AppNeta Engineering has conducted a post-mortem and root cause analysis of the incident and have identified a handful of issues to address:

First is addressing the issue of the fault in the messaging bus. We are still investigating the nature of this fault and once understood, a fix will be put in place.

Second is the matter of the delay in addressing invalid Delivery path statuses. APM service restarts are expected to force reset of all Delivery path statuses as Monitoring Points reconnect and new data comes in. As mentioned above, we found that this was not the case during this incident. AppNeta Engineering is still investigating the reason for this and will address it.

Finally, this incident has identified a gap in our monitoring and alerting coverage. The most obvious user-facing impact of this incident was the set of Delivery paths being put into a failed state, a data point which we are not currently monitoring. As an output of our post-mortem, our Engineering team will move quickly to fill this gap. This will ensure that should we ever experience a similar issue, we will identify and mitigate it much more quickly.
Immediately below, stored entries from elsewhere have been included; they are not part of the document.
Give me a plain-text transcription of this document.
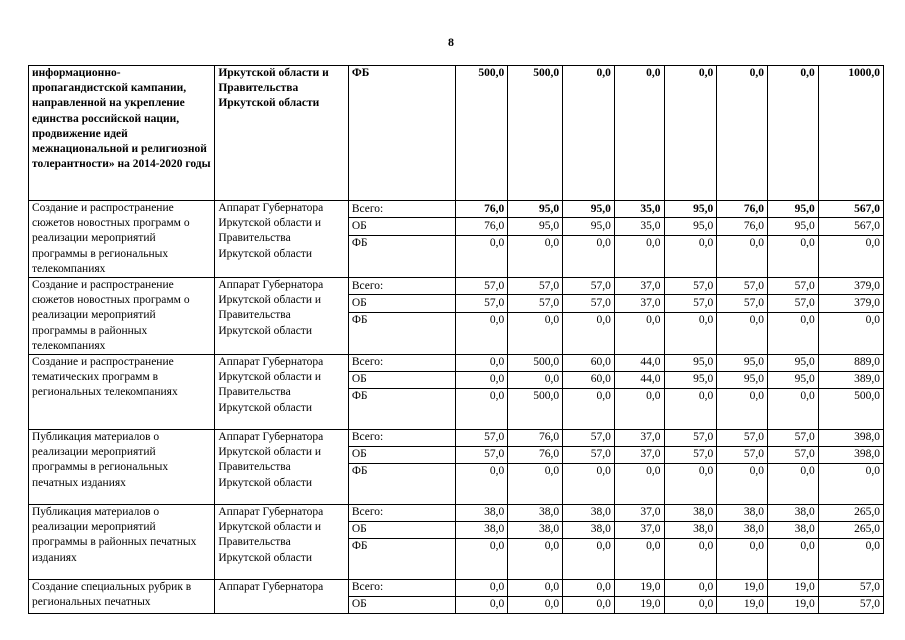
8
информационно-пропагандистской кампании, направленной на укрепление единства российской нации, продвижение идей межнациональной и религиозной толерантности» на 2014-2020 годы	Иркутской области и Правительства Иркутской области	ФБ	500,0	500,0	0,0	0,0	0,0	0,0	0,0	1000,0
Создание и распространение сюжетов новостных программ о реализации мероприятий программы в региональных телекомпаниях	Аппарат Губернатора Иркутской области и Правительства Иркутской области	Всего:	76,0	95,0	95,0	35,0	95,0	76,0	95,0	567,0
		ОБ	76,0	95,0	95,0	35,0	95,0	76,0	95,0	567,0
		ФБ	0,0	0,0	0,0	0,0	0,0	0,0	0,0	0,0
Создание и распространение сюжетов новостных программ о реализации мероприятий программы в районных телекомпаниях	Аппарат Губернатора Иркутской области и Правительства Иркутской области	Всего:	57,0	57,0	57,0	37,0	57,0	57,0	57,0	379,0
		ОБ	57,0	57,0	57,0	37,0	57,0	57,0	57,0	379,0
		ФБ	0,0	0,0	0,0	0,0	0,0	0,0	0,0	0,0
Создание и распространение тематических программ в региональных телекомпаниях	Аппарат Губернатора Иркутской области и Правительства Иркутской области	Всего:	0,0	500,0	60,0	44,0	95,0	95,0	95,0	889,0
		ОБ	0,0	0,0	60,0	44,0	95,0	95,0	95,0	389,0
		ФБ	0,0	500,0	0,0	0,0	0,0	0,0	0,0	500,0
Публикация материалов о реализации мероприятий программы в региональных печатных изданиях	Аппарат Губернатора Иркутской области и Правительства Иркутской области	Всего:	57,0	76,0	57,0	37,0	57,0	57,0	57,0	398,0
		ОБ	57,0	76,0	57,0	37,0	57,0	57,0	57,0	398,0
		ФБ	0,0	0,0	0,0	0,0	0,0	0,0	0,0	0,0
Публикация материалов о реализации мероприятий программы в районных печатных изданиях	Аппарат Губернатора Иркутской области и Правительства Иркутской области	Всего:	38,0	38,0	38,0	37,0	38,0	38,0	38,0	265,0
		ОБ	38,0	38,0	38,0	37,0	38,0	38,0	38,0	265,0
		ФБ	0,0	0,0	0,0	0,0	0,0	0,0	0,0	0,0
Создание специальных рубрик в региональных печатных	Аппарат Губернатора	Всего:	0,0	0,0	0,0	19,0	0,0	19,0	19,0	57,0
		ОБ	0,0	0,0	0,0	19,0	0,0	19,0	19,0	57,0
Posted Sep 15, 2021 - 18:37 EDT

Resolved
The remaining paths on app-11 have been corrected. This issue is now resolved.

AppNeta Engineering is investigating the root cause of this issue and will post a post-mortem once our investigation is complete.
Posted Sep 02, 2021 - 14:36 EDT
Update
The majority of paths on app-11 with an incorrect status have been corrected. We are continuing to work towards recovery of a small subset of remaining paths
Posted Sep 01, 2021 - 17:30 EDT
Update
On the app-11 application node, we experienced performance issues beginning at 14:26PM EDT. A fix was put in place and recovery began at 18:40PM EDT.
A subset of path statuses have not been updated and our team is working towards recovery. We’ll share update as we progress further.
AppNeta Engineering is investigating the root cause of this issue and will post a post-mortem once our investigation is complete.
Posted Sep 01, 2021 - 11:45 EDT
Monitoring
A fix has been implemented and we are monitoring the results.
Posted Aug 31, 2021 - 19:06 EDT
Identified
We’ve identified performance issues for the users logging in to app-11 application node.
Our engineers are investigating the cause. As we are working on the resolution, services may become unavailable for a short period of time.
Posted Aug 31, 2021 - 17:04 EDT
This incident affected: AppNeta Performance Manager - App, AppNeta Performance Manager - Login, Enterprise Monitoring Points, Global Monitoring Points, Experience Monitoring, Delivery Monitoring, Usage Monitoring, AppNeta APIs and Help & Resources (AppNeta Help Desk).